In 2010, Mr. Martinez consigned the painting to L&M for sale privately—he became interested in obtaining a different Rothko from them—but ultimately decided to sell it at Sotheby’s. When Ms. Hoffman was apprised that he was bringing the work to public auction—it made $31.4 million in a May 2010 sale—she filed a federal lawsuit against Mr. Martinez and his company, Studio Capital, as well as L&M, for breach of contract, alleging that the sale at auction violated a confidentiality agreement. (Sotheby’s and Tobias Meyer were both named in the original suit, but those claims were dismissed.) In December 2013, the suit went to jury trial. Barely catching her breath after Miami, Ms. Lévy headed to Dallas to testify alongside her former partner.
Part of the trial hinged on a contract that had been drawn up in April, 2007, between Mr. Van Doren, signing on behalf of Ms. Hoffman, and Mr. Mnuchin, signing on behalf of the unnamed buyer, Mr. Martinez. While the invoice that Ms. Lévy sent to Mr. Martinez at the time contained wording on confidentiality, it was not precisely the same wording as in the other contract. At the trial, both Ms. Lévy and Mr. Mnuchin testified that, while Mr. Mnuchin had discussed all aspects of the deal with her, he had not shared with her the contract itself; he referred to the situation as a glitch. According to testimony, Ms. Lévy, and therefore Mr. Martinez, didn’t see that contract until the lawsuit was filed. The jury sided with Ms. Hoffman, though it awarded her a fraction of the over $10 million she sought. L&M was ordered to pay $450,000, David Martinez and Studio Capital $750,000. Mr.
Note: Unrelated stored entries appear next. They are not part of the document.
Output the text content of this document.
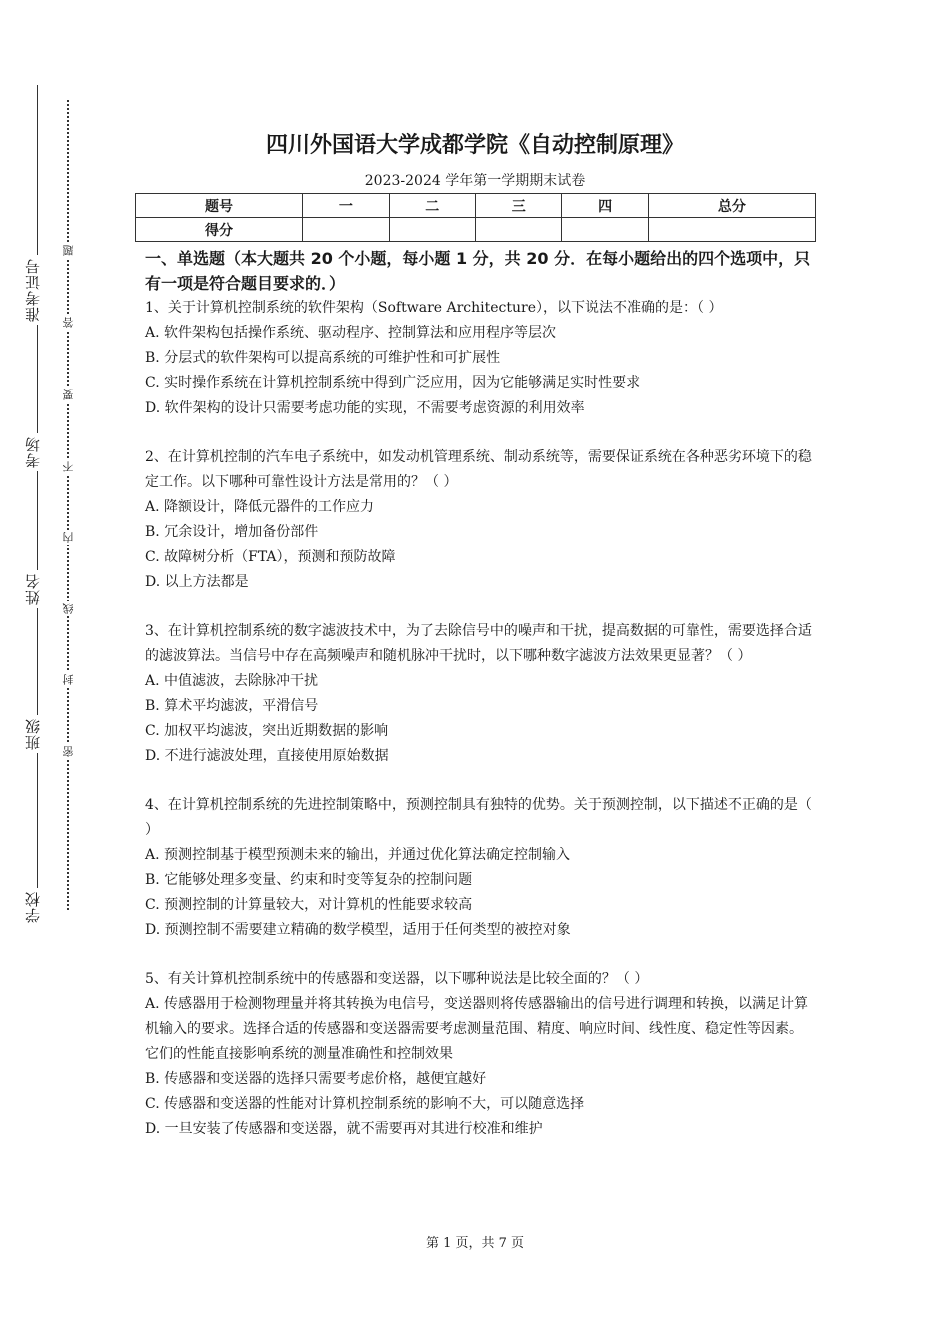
准考证号
考场
姓名
班级
学校
题
答
要
不
内
线
封
密
四川外国语大学成都学院《自动控制原理》
2023-2024 学年第一学期期末试卷
题号	一	二	三	四	总分
得分					
一、单选题（本大题共 20 个小题，每小题 1 分，共 20 分．在每小题给出的四个选项中，只有一项是符合题目要求的．）

1、关于计算机控制系统的软件架构（Software Architecture），以下说法不准确的是：（ ）

A. 软件架构包括操作系统、驱动程序、控制算法和应用程序等层次

B. 分层式的软件架构可以提高系统的可维护性和可扩展性

C. 实时操作系统在计算机控制系统中得到广泛应用，因为它能够满足实时性要求

D. 软件架构的设计只需要考虑功能的实现，不需要考虑资源的利用效率

2、在计算机控制的汽车电子系统中，如发动机管理系统、制动系统等，需要保证系统在各种恶劣环境下的稳定工作。以下哪种可靠性设计方法是常用的？（ ）

A. 降额设计，降低元器件的工作应力

B. 冗余设计，增加备份部件

C. 故障树分析（FTA），预测和预防故障

D. 以上方法都是

3、在计算机控制系统的数字滤波技术中，为了去除信号中的噪声和干扰，提高数据的可靠性，需要选择合适的滤波算法。当信号中存在高频噪声和随机脉冲干扰时，以下哪种数字滤波方法效果更显著？（ ）

A. 中值滤波，去除脉冲干扰

B. 算术平均滤波，平滑信号

C. 加权平均滤波，突出近期数据的影响

D. 不进行滤波处理，直接使用原始数据

4、在计算机控制系统的先进控制策略中，预测控制具有独特的优势。关于预测控制，以下描述不正确的是（ ）

A. 预测控制基于模型预测未来的输出，并通过优化算法确定控制输入

B. 它能够处理多变量、约束和时变等复杂的控制问题

C. 预测控制的计算量较大，对计算机的性能要求较高

D. 预测控制不需要建立精确的数学模型，适用于任何类型的被控对象

5、有关计算机控制系统中的传感器和变送器，以下哪种说法是比较全面的？（ ）

A. 传感器用于检测物理量并将其转换为电信号，变送器则将传感器输出的信号进行调理和转换，以满足计算机输入的要求。选择合适的传感器和变送器需要考虑测量范围、精度、响应时间、线性度、稳定性等因素。它们的性能直接影响系统的测量准确性和控制效果

B. 传感器和变送器的选择只需要考虑价格，越便宜越好

C. 传感器和变送器的性能对计算机控制系统的影响不大，可以随意选择

D. 一旦安装了传感器和变送器，就不需要再对其进行校准和维护

第 1 页，共 7 页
Martinez has since told The Baer Faxt that he will appeal.
In January, in her office, Ms. Lévy said the lawsuit “put an enormous strain on a relationship that was struggling.” She added, “You know how you make your resolutions at the end of the year? I’m not interested in conflict. I’d rather walk away from a project, a deal, anything, rather than be in a conflictual situation. Life is too short.” She added, “I’ll continue to do my shows and do great transactions and work with fabulous people, but it has to have some kind of softness.” She paused. “Softness is maybe not the right word. In French, it’s gentillesse. Kindness.” In March, when she and Ms. Boesky signed Frank Stella, she was looking to the future. The youngest of her directors, Begum Yasar, who followed her from L&M, had gotten her to come along to studio visits in Brooklyn, and this summer, the gallery will be dipping a toe into the market for young and emerging artists, with a show curated by Ms. Yasar around the influence of the mid-century Italian artist Giulio Paolini.
Back in September, asked about a striking Giacometti hanging above the sofa in her office, Ms. Lévy said it was made in 1961 and depicts the man who mixed Giacometti’s colors. “They were very close friends, but they had a very battling relationship,” she said. “I think it shows in this portrait.”